DUI (driving while impaired or DWI in North Carolina) is a serious issue because of the costs it could imply: specifically injuries, property damage and death. The real question, however, is whether the establishment of stricter DUI policies works.
Lawmakers have linked strict laws to reductions of alcohol- and drug-related crash fatality rates across the country. That is just a general rule — some people defending against DUI charges might not represent the same type of risk. After all, everyone makes mistakes.
The case for strict laws
On one hand, strict DUI laws play a role in the decline in DUI-related accidents. For example, according to the National Institute on Alcohol Abuse and Alcoholism, alcohol alone is a factor in a large portion of all traffic fatalities.
Research in different forms often draws the same conclusion. It also shows that lenient states in terms of DUI laws tend to report more traffic fatalities related to alcohol.
One might assume that stricter laws reduce tragedies on the road.

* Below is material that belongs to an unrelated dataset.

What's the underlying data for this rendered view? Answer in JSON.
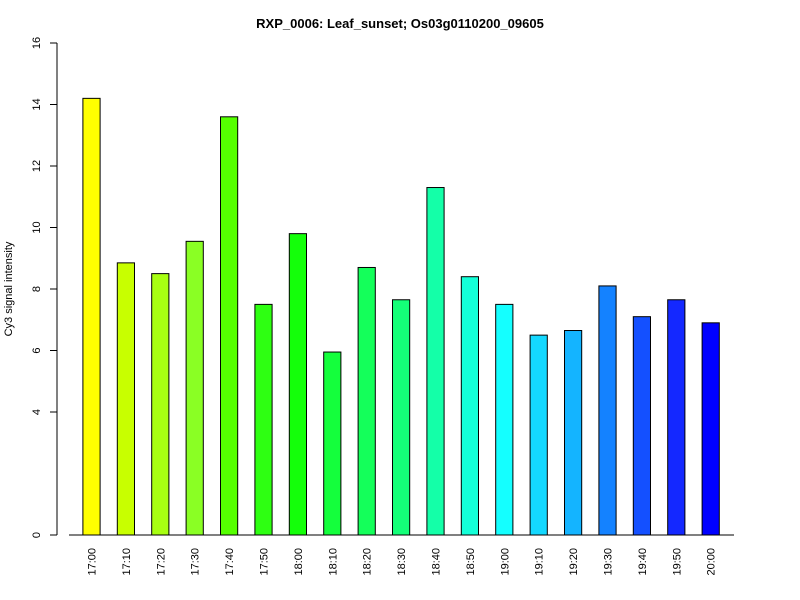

However, on the whole, the main factor that determines a state’s fatality rate seems to be its population density, not its laws. Even more strangely, DUI laws seem to correlate more strongly with demographics and neighboring states’ driving laws — not fatality or crash rates.
The case for compassion
Strict laws might be desirable for those who demonstrate that they are a danger to society. However, even the lowest levels of punishment could result in stigma and long-term consequences.
For example, the North Carolina Department of Public Safety outlines the increasingly severe punishments possible for DWI. There are five levels of misdemeanor DWI and one felony level.
Even misdemeanors are not minor crimes. In fact, there is no such thing as a minor crime: By definition, a crime is an act or omission that requires someone to render judgment on the perpetrator. As such, it carries a certain stigma. Nobody should have to suffer from the burden of a criminal record if an unjust charge or an improper arrest violates their civil rights.